I suspect you are asking what is the possibility you might be rejected right? That always seems to be the foundational base of questions like this.

So then I would say something obvious and simple. People are people and even if the MBTI test tells you things that are eerily familiar, it doesnt mean things have to turn out a specific way. Democrats and Republicans can put aside their differences and live together if you know what I mean.

Long story short, if you like the person, try to spend time with them. Ask them out for coffee, if that goes well think of other things.

I dont think I am answering as an INFJ so maybe its not the answer you want. Good luck
 
For some reason, I don't mesh well with ENTJs of the opp. sex (but again, that's me thinking back and assuming that's what they are).

I honestly don't lend much credence to MBTI and who I'll get along with- there's so many other factors in there.

Welcome to the forum!
 
ENTJs can sometimes be intimidating. Sounds like you want to be more relaxed around him, and not have to worry about how you feel or think about what they say. ENTJs often tend to feel they are right and assert their opinions as facts. They often forget to consider the other side. The best thing is the see their responses as merely a reflection of how they think, not as truths about the world. They often give the impression they know it all and expect others to defer to their judgment. For me, I don't argue with them, but I've learned to not allow myself to fall as easily into the trap of thinking they are right or that their views are final or absolute. Don't see what they say, how they think or behave as something to contest or fight or compete with. Easier to see it as just their way. In other words, don't take their word for it that their thoughts, words, or feelings are more important then they assert. In other words, don't take them or their views as seriously as they do.
 
Thanks. I have a feeling my last boyfriend was an ENTJ, and we would have to stupidest fights about the stupidest things.

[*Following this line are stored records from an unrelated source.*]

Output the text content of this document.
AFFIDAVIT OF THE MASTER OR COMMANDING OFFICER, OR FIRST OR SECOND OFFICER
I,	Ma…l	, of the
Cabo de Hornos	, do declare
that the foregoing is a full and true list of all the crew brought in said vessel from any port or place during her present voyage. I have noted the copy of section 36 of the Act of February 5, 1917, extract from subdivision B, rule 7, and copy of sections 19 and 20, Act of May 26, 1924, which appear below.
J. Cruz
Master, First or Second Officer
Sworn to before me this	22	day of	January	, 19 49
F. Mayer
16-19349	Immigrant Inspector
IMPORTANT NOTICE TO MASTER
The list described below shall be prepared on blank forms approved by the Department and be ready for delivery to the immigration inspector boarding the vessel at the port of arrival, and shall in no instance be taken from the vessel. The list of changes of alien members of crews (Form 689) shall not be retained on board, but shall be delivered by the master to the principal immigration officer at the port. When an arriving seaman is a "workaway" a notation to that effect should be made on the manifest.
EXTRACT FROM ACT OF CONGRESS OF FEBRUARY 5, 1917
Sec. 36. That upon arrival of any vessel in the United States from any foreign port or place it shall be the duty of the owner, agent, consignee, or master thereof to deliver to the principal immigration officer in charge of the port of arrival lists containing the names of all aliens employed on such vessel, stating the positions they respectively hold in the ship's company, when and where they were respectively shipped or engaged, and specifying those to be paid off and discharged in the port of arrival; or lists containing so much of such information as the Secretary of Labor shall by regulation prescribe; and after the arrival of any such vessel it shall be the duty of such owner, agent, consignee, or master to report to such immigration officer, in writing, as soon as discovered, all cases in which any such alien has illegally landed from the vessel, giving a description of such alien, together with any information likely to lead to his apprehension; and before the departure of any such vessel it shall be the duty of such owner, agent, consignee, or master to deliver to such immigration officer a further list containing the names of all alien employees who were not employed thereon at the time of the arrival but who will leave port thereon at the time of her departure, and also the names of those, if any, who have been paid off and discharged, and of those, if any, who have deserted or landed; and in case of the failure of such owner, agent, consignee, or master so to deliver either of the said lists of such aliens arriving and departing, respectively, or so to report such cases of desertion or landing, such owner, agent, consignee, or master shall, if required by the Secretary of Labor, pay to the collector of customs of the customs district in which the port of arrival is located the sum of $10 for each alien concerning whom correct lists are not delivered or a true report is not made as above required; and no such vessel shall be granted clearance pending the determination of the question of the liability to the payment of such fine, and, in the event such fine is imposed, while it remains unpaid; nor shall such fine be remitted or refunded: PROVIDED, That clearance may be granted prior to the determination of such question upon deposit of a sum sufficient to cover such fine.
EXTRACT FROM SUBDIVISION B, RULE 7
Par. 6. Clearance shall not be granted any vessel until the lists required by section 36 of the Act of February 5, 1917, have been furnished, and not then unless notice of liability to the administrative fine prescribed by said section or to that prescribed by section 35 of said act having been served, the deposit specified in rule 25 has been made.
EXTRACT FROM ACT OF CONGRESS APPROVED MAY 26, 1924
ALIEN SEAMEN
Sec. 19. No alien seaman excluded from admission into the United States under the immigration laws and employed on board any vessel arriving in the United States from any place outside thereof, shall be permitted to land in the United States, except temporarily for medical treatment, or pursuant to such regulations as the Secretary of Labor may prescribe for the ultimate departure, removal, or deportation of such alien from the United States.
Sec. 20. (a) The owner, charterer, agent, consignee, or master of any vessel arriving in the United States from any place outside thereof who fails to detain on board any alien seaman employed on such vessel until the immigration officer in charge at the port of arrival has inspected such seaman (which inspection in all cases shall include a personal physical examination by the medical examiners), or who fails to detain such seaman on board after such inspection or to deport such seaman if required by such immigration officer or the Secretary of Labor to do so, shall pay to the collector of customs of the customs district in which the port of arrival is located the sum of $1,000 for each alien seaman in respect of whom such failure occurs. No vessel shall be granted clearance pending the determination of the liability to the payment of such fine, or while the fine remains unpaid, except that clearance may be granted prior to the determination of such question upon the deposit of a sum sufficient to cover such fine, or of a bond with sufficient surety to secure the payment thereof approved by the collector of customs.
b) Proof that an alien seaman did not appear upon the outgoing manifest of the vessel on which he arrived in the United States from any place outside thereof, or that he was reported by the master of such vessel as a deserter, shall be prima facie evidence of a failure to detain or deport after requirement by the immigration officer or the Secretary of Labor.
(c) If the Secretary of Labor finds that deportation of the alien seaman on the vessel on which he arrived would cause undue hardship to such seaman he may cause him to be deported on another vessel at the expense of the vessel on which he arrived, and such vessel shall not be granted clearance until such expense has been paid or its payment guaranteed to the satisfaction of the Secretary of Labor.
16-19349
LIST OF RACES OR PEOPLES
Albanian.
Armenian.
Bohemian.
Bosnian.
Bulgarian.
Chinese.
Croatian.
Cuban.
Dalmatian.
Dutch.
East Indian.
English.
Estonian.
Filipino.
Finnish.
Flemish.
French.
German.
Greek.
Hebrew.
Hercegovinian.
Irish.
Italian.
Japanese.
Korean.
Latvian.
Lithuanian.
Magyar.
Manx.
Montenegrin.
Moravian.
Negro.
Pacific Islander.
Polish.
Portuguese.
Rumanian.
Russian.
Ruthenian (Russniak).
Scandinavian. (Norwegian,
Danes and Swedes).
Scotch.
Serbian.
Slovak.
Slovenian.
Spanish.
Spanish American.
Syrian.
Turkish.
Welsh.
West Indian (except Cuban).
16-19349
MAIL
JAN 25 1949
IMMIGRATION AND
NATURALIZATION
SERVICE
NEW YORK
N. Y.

He was also pretty insensitive. I don't need that again. What you recommend is a good way to look at it. I know they love debate, but I find it draining and I hold a grudge. I also noticed that all the positive traits of ENTJ have been traits I've found attractive. I just need to find an ENTP, I think. :)
 
Their sensitivity getting in the way? Hmm.

I've dated an ENTJ coworker on and off for over a year. They're fun to be around but can be draining after a short while, and as others have noted, have a penchant for always thinking they're right... sometimes even in the face of irrefragable proof contrary to their opinions.

Admittedly, that's a vague picture based on one person. If you're attracted then why not go for it?